Lukrafka: Eine unserer wichtigsten Aufgaben ist es zurzeit, im gesamten Stadtgebiet neuen Wohnraum zu schaffen. Darüber hinaus sollten die drei Stadtbezirke nicht einzeln betrachtet werden. Sowohl Velbert-Mitte, als auch die Stadtbezirke Neviges und Langenberg haben ihre besonderen und speziellen Reize. Es ist daher wichtig, dass alle drei Stadtbezirke ihre Vorzüge für Velbert herausstellen. Zudem muss der Blick von außen, auch auf Neviges, geschärft werden. Dazu gehört beispielsweise, dass dieser Stadtbezirk als Wallfahrtsort stärker wahrgenommen wird. Dies könnte eine zusätzliche Chance für Einzelhandel und Gastronomie sein.

Wie würden Sie einem Menschen, der noch nie von Velbert gehört hat, in maximal drei Sätzen die Vorzüge Ihrer Stadt darlegen?

Lukrafka: Velbert ist familiär, kinderfreundlich, bietet eine gute Infrastruktur und die Möglichkeit der naturnahen Erholung direkt vor der Haustür. Sie ist mit ihren mittelständischen Unternehmen weiterhin industriell sehr stark geprägt und bietet insbesondere in der Schließ- und Sicherheitstechnik attraktive zukunftssichere Arbeitsplätze. Velbert bietet vom Kindergarten über Schulen bis zum umfangreichen Freizeitangebot und den guten Einkaufsmöglichkeiten alles, was die Menschen sich für ihren Lebensmittelpunkt wünschen.

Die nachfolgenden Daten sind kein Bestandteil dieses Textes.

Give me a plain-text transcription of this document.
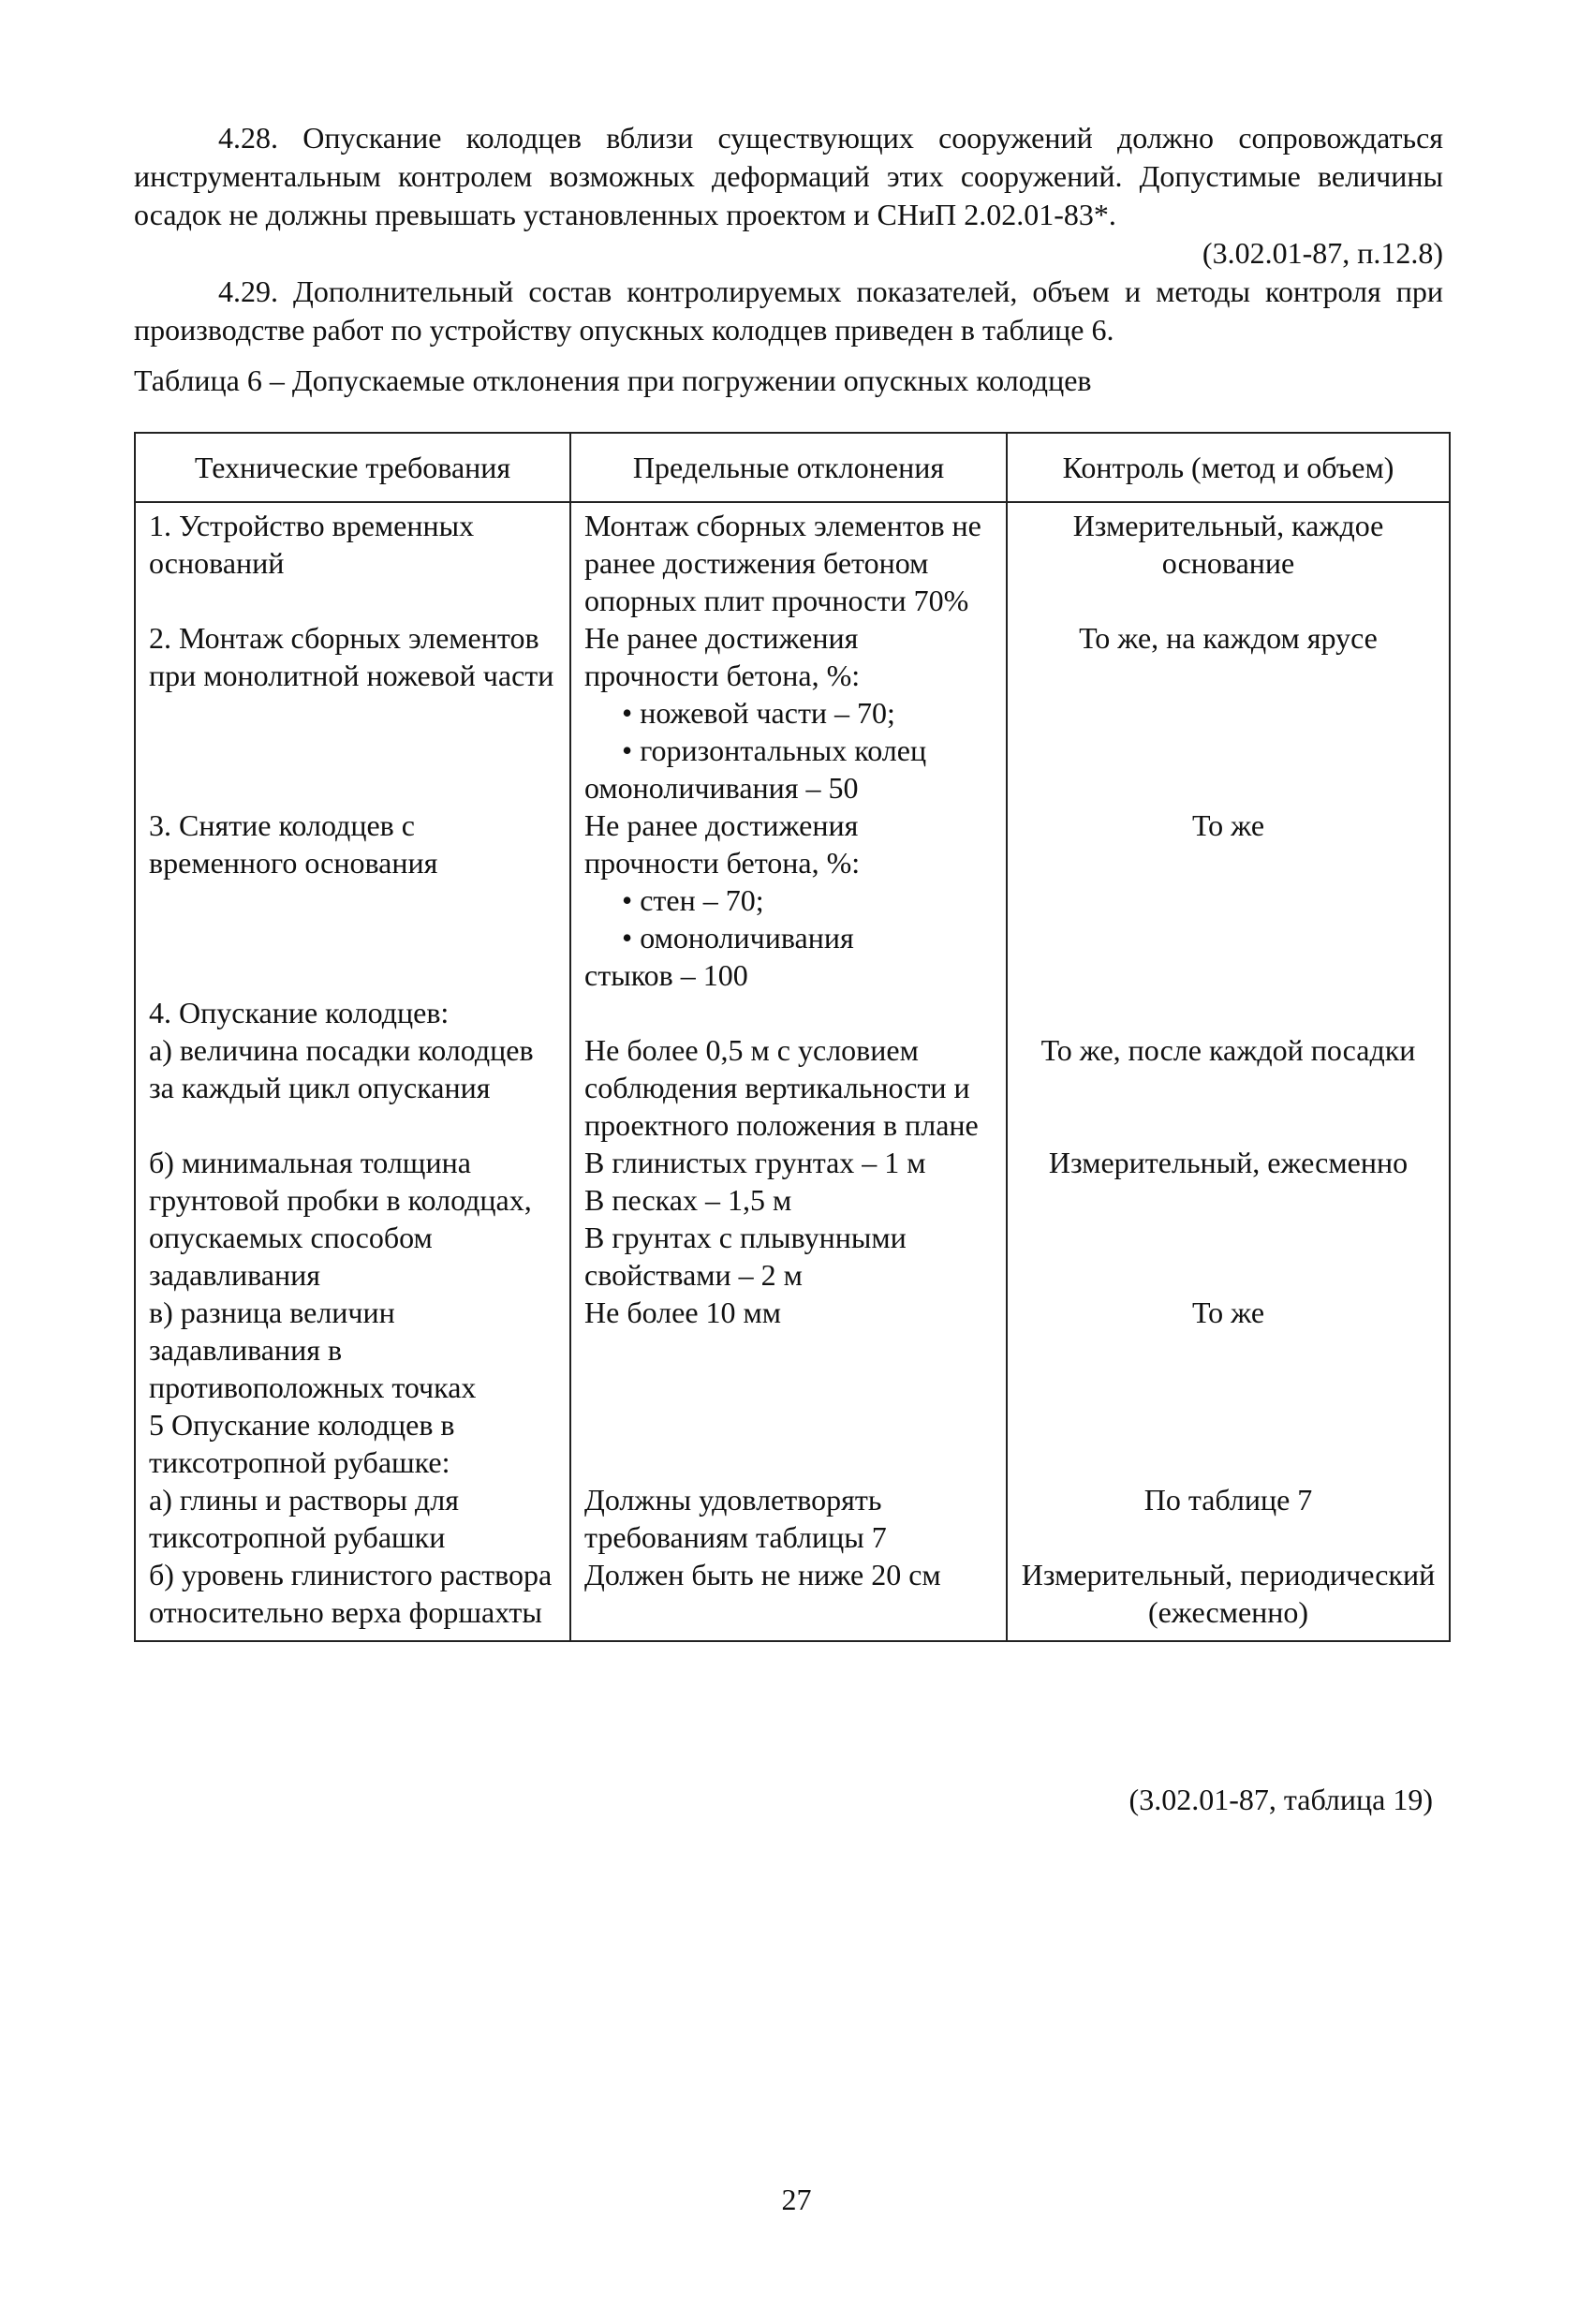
4.28. Опускание колодцев вблизи существующих сооружений должно сопровождаться инструментальным контролем возможных деформаций этих сооружений. Допустимые величины осадок не должны превышать установленных проектом и СНиП 2.02.01-83*.
(3.02.01-87, п.12.8)
4.29. Дополнительный состав контролируемых показателей, объем и методы контроля при производстве работ по устройству опускных колодцев приведен в таблице 6.
Таблица 6 – Допускаемые отклонения при погружении опускных колодцев
Технические требования	Предельные отклонения	Контроль (метод и объем)
1. Устройство временных оснований	Монтаж сборных элементов не ранее достижения бетоном опорных плит прочности 70%	Измерительный, каждое основание
2. Монтаж сборных элементов при монолитной ножевой части	Не ранее достижения прочности бетона, %:
• ножевой части – 70;
• горизонтальных колец
омоноличивания – 50	То же, на каждом ярусе
3. Снятие колодцев с временного основания	Не ранее достижения прочности бетона, %:
• стен – 70;
• омоноличивания
стыков – 100	То же
4. Опускание колодцев:		
а) величина посадки колодцев за каждый цикл опускания	Не более 0,5 м с условием соблюдения вертикальности и проектного положения в плане	То же, после каждой посадки
б) минимальная толщина грунтовой пробки в колодцах, опускаемых способом задавливания	В глинистых грунтах – 1 м
В песках – 1,5 м
В грунтах с плывунными свойствами – 2 м	Измерительный, ежесменно
в) разница величин задавливания в противоположных точках	Не более 10 мм	То же
5 Опускание колодцев в тиксотропной рубашке:		
а) глины и растворы для тиксотропной рубашки	Должны удовлетворять требованиям таблицы 7	По таблице 7
б) уровень глинистого раствора относительно верха форшахты	Должен быть не ниже 20 см	Измерительный, периодический (ежесменно)
(3.02.01-87, таблица 19)
27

Angenommen, Sie dürften einmal ganz frei an allen Rädchen drehen und eine Entscheidung treffen, die normalerweise Land oder Bund vorbehalten ist. Wie würden Sie Velbert etwas Gutes tun?

Lukrafka: Ich würde die überfällige Gemeindefinanzreform auf den Weg bringen. Sie würde die Kommunen in die Lage versetzen, dringend notwendige Investitionen zu tätigen und ihre Einrichtungen so zu betreiben, wie es erforderlich ist. Ein Blick auf Kindertagesstätten, Schulen und Straßen zeigt, dass die Städte an vielen Stellen sanieren und modernisieren müssen. Von einer schwarzen Null, wie im Bundeshaushalt, können viele Bürgermeister nur träumen.